Now on one level, this is a welcome theological starting point—especially from a Mennonite perspective! At our best, Mennonites have always been a people who try to read all of Scripture through the lens of Christ so it makes obvious sense to me that Christian theology ought to begin with the nature and character of Jesus Christ rather than some abstract views about generic theology or anthropology. Jesus is the point of the whole story, after all—in him, Christians claim, is the fulfillment of the human story and the story of the entire cosmos. If this is true, then our understanding of who God is, who we are, how we are to live, and what we can hope for really must begin with Jesus.
But on another level it is frustrating that Clayton presents this theological starting point as as just the one that he happens to have chosen:
I begin with the ancient Christian hymn, quoted by Paul in Philippians 2, as my starting point, but I expect and urge others to begin in different places. Begin from where you live.
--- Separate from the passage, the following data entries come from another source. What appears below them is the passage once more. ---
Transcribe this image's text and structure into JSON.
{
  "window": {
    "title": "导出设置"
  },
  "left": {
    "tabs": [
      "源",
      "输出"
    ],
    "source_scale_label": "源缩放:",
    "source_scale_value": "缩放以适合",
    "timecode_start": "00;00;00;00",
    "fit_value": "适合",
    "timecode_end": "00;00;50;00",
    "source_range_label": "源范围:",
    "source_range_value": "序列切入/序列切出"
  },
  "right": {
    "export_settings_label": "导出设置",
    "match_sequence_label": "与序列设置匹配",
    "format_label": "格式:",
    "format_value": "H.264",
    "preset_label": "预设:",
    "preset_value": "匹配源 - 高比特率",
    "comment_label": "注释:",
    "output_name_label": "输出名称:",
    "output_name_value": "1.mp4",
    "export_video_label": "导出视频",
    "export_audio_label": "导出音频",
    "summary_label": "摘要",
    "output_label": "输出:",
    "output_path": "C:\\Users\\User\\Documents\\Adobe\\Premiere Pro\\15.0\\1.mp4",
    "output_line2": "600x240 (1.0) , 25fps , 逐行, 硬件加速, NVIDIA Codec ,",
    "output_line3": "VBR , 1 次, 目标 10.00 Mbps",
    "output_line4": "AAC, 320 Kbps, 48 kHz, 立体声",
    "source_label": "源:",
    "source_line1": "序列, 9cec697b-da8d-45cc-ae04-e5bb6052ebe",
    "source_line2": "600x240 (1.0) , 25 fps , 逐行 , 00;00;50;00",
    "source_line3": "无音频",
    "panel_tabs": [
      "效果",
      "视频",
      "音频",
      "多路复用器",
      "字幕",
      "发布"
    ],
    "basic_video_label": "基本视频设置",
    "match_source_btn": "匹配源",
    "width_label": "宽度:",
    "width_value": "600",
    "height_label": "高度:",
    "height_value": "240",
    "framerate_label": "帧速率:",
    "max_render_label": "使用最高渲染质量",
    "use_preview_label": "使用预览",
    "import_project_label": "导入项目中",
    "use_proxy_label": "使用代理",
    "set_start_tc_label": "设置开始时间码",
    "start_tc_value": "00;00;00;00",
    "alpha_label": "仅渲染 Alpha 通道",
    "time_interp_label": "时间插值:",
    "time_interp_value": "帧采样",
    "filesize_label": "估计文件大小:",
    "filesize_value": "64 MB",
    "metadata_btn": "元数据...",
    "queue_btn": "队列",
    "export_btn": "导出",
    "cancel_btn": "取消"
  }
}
The problem, as I see it, is that this really ought to be the starting point for all Christian theology. Not just for those who happen to prefer it. Not just for those it resonates with. Not just for those who struggle with feelings of superiority and arrogance and need to learn from Christ’s humility. Not just for those of us who happen to emerge in some way or another from the legacy of an imperialistic Christendom. Not just for those of us who happen to “live” here. For all of us.
Of course it is valuable to hear and learn from other perspectives which, to discover how the work of Jesus sounds from those in marginalized positions, to recognize that none of us sees the whole story, to acknowledge that God can and does speak to us through any and all points of the bigger story in which Jesus represents the culmination and fulfillment. I am not calling into question any of this. But the reality of who Jesus is, what he did, and how he did it is either flat-out wrong or it is the beginning and end of anything that would call itself Christian theology.
Our narratives are important, and it is important to tell our stories before God and others often. But it seems to me that as those who are always growing into and learning about what it means to be a Jesus-follower, we are not free to just tell our stories before God in whatever way happens to work for us in our context. We don’t get to pick the starting point. Indeed, perhaps one of the reasons that the church is in such desperate need of transformation is because of our tendency to be more faithful to ourselves and our perceived needs than to the story of Jesus and its implications for who God is and how he works, and who we are and how we are to live.